Weiteres Familienrezept: Cocido

Mittwoch, 7. April 2010

Nun hat auch dieser Klassiker der Familie Kaltmamsell ein Bild: Cocido madrileño.

Zentrale Fragen

Dienstag, 6. April 2010

Bei Frau Ilse abgeschaut. Da ich mich hier ungern über meinen tatsächlichen Beruf auslasse – eine Sammlung sehr interessanter Statements gibt es bei Anke Gröner -, nehme ich die hypothetischen.

Welche fünf Berufe möchtet Ihr in den nächsten Leben ausüben?
Professorin für Englische Literaturwissenschaft, Spanien-Korrespondentin der Süddeutschen Zeitung, Feuerwehrfrau, Tänzerin, Privatphilosophin.

Welche fünf Berufe möchtet Ihr in den nächsten Leben nicht ausüben?
Kindergärtnerin, Was Beim Fernsehen, Pfarrerin, Fußpflegerin, Gießerin.

Welchen Ratschlag von Eltern oder Freunden würdet Ihr im nächsten Leben unbedingt befolgen?
Auf der Radfahrt von Gelbelsee nach Kipfenberg unbedingt am Gedenkstein „geografischer Mittelpunkt Bayerns” zwischenhalten.1

Welchen Ratschlag von Eltern oder Freunden würdet Ihr im nächsten Leben nicht mehr befolgen?
Nimm erst mal ab.

Welche Chance würdet Ihr Euch nicht entgehen lassen?
Das Angebot, die 11. Klasse in den USA auf die Schule zu gehen.

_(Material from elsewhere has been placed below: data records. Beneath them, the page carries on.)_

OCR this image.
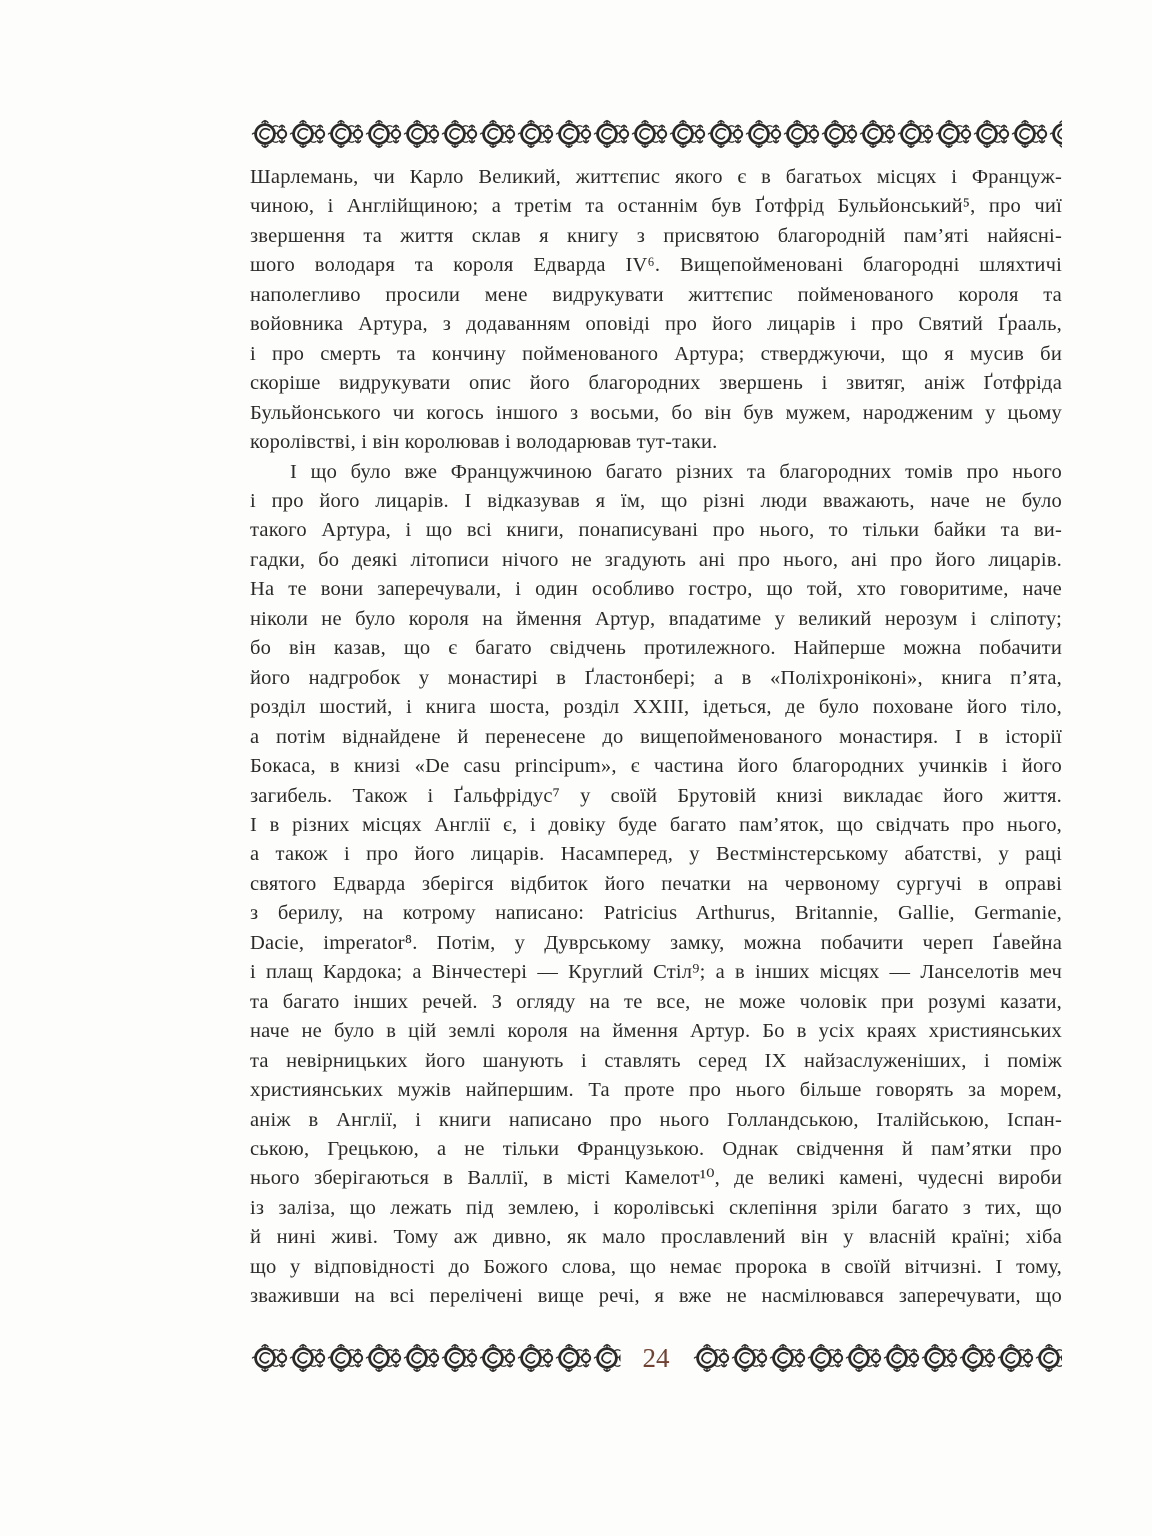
Шарлемань, чи Карло Великий, життєпис якого є в багатьох місцях і Француж-
чиною, і Англійщиною; а третім та останнім був Ґотфрід Бульйонський⁵, про чиї
звершення та життя склав я книгу з присвятою благородній пам’яті найясні-
шого володаря та короля Едварда IV⁶. Вищепойменовані благородні шляхтичі
наполегливо просили мене видрукувати життєпис пойменованого короля та
войовника Артура, з додаванням оповіді про його лицарів і про Святий Ґрааль,
і про смерть та кончину пойменованого Артура; стверджуючи, що я мусив би
скоріше видрукувати опис його благородних звершень і звитяг, аніж Ґотфріда
Бульйонського чи когось іншого з восьми, бо він був мужем, народженим у цьому
королівстві, і він королював і володарював тут-таки.
І що було вже Францужчиною багато різних та благородних томів про нього
і про його лицарів. І відказував я їм, що різні люди вважають, наче не було
такого Артура, і що всі книги, понаписувані про нього, то тільки байки та ви-
гадки, бо деякі літописи нічого не згадують ані про нього, ані про його лицарів.
На те вони заперечували, і один особливо гостро, що той, хто говоритиме, наче
ніколи не було короля на ймення Артур, впадатиме у великий нерозум і сліпоту;
бо він казав, що є багато свідчень протилежного. Найперше можна побачити
його надгробок у монастирі в Ґластонбері; а в «Поліхроніконі», книга п’ята,
розділ шостий, і книга шоста, розділ XXIII, ідеться, де було поховане його тіло,
а потім віднайдене й перенесене до вищепойменованого монастиря. І в історії
Бокаса, в книзі «De casu principum», є частина його благородних учинків і його
загибель. Також і Ґальфрідус⁷ у своїй Брутовій книзі викладає його життя.
І в різних місцях Англії є, і довіку буде багато пам’яток, що свідчать про нього,
а також і про його лицарів. Насамперед, у Вестмінстерському абатстві, у раці
святого Едварда зберігся відбиток його печатки на червоному сургучі в оправі
з берилу, на котрому написано: Patricius Arthurus, Britannie, Gallie, Germanie,
Dacie, imperator⁸. Потім, у Дуврському замку, можна побачити череп Ґавейна
і плащ Кардока; а Вінчестері — Круглий Стіл⁹; а в інших місцях — Ланселотів меч
та багато інших речей. З огляду на те все, не може чоловік при розумі казати,
наче не було в цій землі короля на ймення Артур. Бо в усіх краях християнських
та невірницьких його шанують і ставлять серед IX найзаслуженіших, і поміж
християнських мужів найпершим. Та проте про нього більше говорять за морем,
аніж в Англії, і книги написано про нього Голландською, Італійською, Іспан-
ською, Грецькою, а не тільки Французькою. Однак свідчення й пам’ятки про
нього зберігаються в Валлії, в місті Камелот¹⁰, де великі камені, чудесні вироби
із заліза, що лежать під землею, і королівські склепіння зріли багато з тих, що
й нині живі. Тому аж дивно, як мало прославлений він у власній країні; хіба
що у відповідності до Божого слова, що немає пророка в своїй вітчизні. І тому,
зваживши на всі перелічені вище речі, я вже не насмілювався заперечувати, що
24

Statt das Nein meiner Eltern hinzunehmen, würde ich die anbietende Englischlehrerin um Rückhalt und Unterstützung bitten. Dazu bräuchte ich aber mein heutiges Bewusstsein, dass es keineswegs vermessen und größenwahnsinnig ist, mir dieses Auslandsjahr zu wünschen, Gastarbeiterkind hin oder her.

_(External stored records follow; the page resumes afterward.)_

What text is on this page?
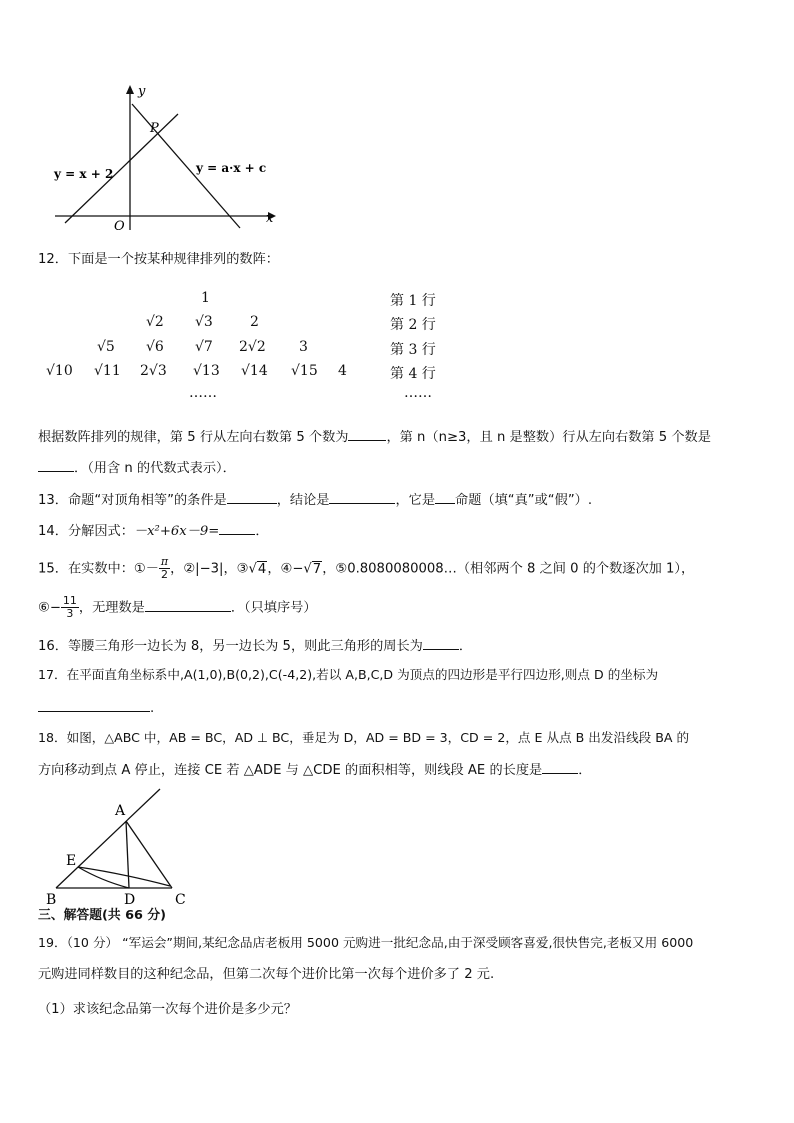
y
x
O
P
y = x + 2	y = a·x + c
12．下面是一个按某种规律排列的数阵：
1
√2 √3	2
√5 √6 √7 2√2 3
√10 √11 2√3 √13 √14 √15 4
……
第 1 行
第 2 行
第 3 行
第 4 行
……
根据数阵排列的规律，第 5 行从左向右数第 5 个数为	，第 n（n≥3，且 n 是整数）行从左向右数第 5 个数是
．（用含 n 的代数式表示）．
13．命题“对顶角相等”的条件是	，结论是	，它是 命题（填“真”或“假”）.
14．分解因式：－x²+6x－9=	．
15．在实数中：①－ $\frac{\pi}{2}$ ，②|−3|，③√4，④−√7，⑤0.8080080008…（相邻两个 8 之间 0 的个数逐次加 1），
⑥− $\frac{11}{3}$ ，无理数是	．（只填序号）
16．等腰三角形一边长为 8，另一边长为 5，则此三角形的周长为	．
17．在平面直角坐标系中,A(1,0),B(0,2),C(-4,2),若以 A,B,C,D 为顶点的四边形是平行四边形,则点 D 的坐标为
.
18．如图，△ABC 中，AB = BC，AD ⊥ BC，垂足为 D，AD = BD = 3，CD = 2，点 E 从点 B 出发沿线段 BA 的
方向移动到点 A 停止，连接 CE 若 △ADE 与 △CDE 的面积相等，则线段 AE 的长度是	．
A
E
B	D	C
三、解答题(共 66 分)
19．（10 分） “军运会”期间,某纪念品店老板用 5000 元购进一批纪念品,由于深受顾客喜爱,很快售完,老板又用 6000
元购进同样数目的这种纪念品，但第二次每个进价比第一次每个进价多了 2 元.
（1）求该纪念品第一次每个进价是多少元？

Und worauf würdet Ihr freiwillig verzichten?
Im Alter von acht Jahren in den Weihnachtsferien eine Woche allein auf Skifreizeit zu fahren, mit lauter Fremden. Ich war definitiv noch nicht alt genug dafür und völlig überfordert.

Wenn Ihr die Wahl hättet: Entweder Euch nicht mehr verlieben oder ein Leben lang unglücklich verliebt sein: was würdet Ihr wählen?
Hallo? Diese Frage an mich Naturspießerin und emotionalen Feigling? Natürlich nicht mehr verlieben. Zum einen gibt es so viele weitere fühlenswerte Gefühle. Zum anderen bin ich Meisterin im Unglücklichsein auch ohne zusätzliches unglücklich Verliebtsein, vielen Dank.

Wenn Ihr Euch eine Nationalität aussuchen könntet, in der Ihr geboren werdet, welche würdet Ihr wählen?
Als deutsch-spanisch-polnischer Mischling tue ich mich ein wenig schwer damit, einer Nationalität eine erstrebenswerte Grundbefindlichkeit zuzuordnen. Aber manchmal habe ich das Gefühl, an mir sei eine gute Britin verloren gegangen.

Wärt Ihr lieber klüger und unglücklicher oder dümmer und glücklicher?
Dumm und glücklich ist ja wohl das Ideal.

  1. Sonst ist die Gefahr groß, dass man zu schnell wird und aus der Haarnadelkurve direkt vor der Burg Kipfenberg fliegt. []

Osterfeiertägliche Ereignislosigkeit II

Montag, 5. April 2010

Raumduft Zimtschnecken (allerdings habe ich das letzte Bestreuen mit Zucker vergessen):

Kühler Isarlauf, hoffentlich zum letzten Mal in dieser Saison in Winterkleidung: Warme lange Hose, Stirnband, Handschuhe. Andere Dauerläufer schienen allerdings ein Parallelwetter zu haben.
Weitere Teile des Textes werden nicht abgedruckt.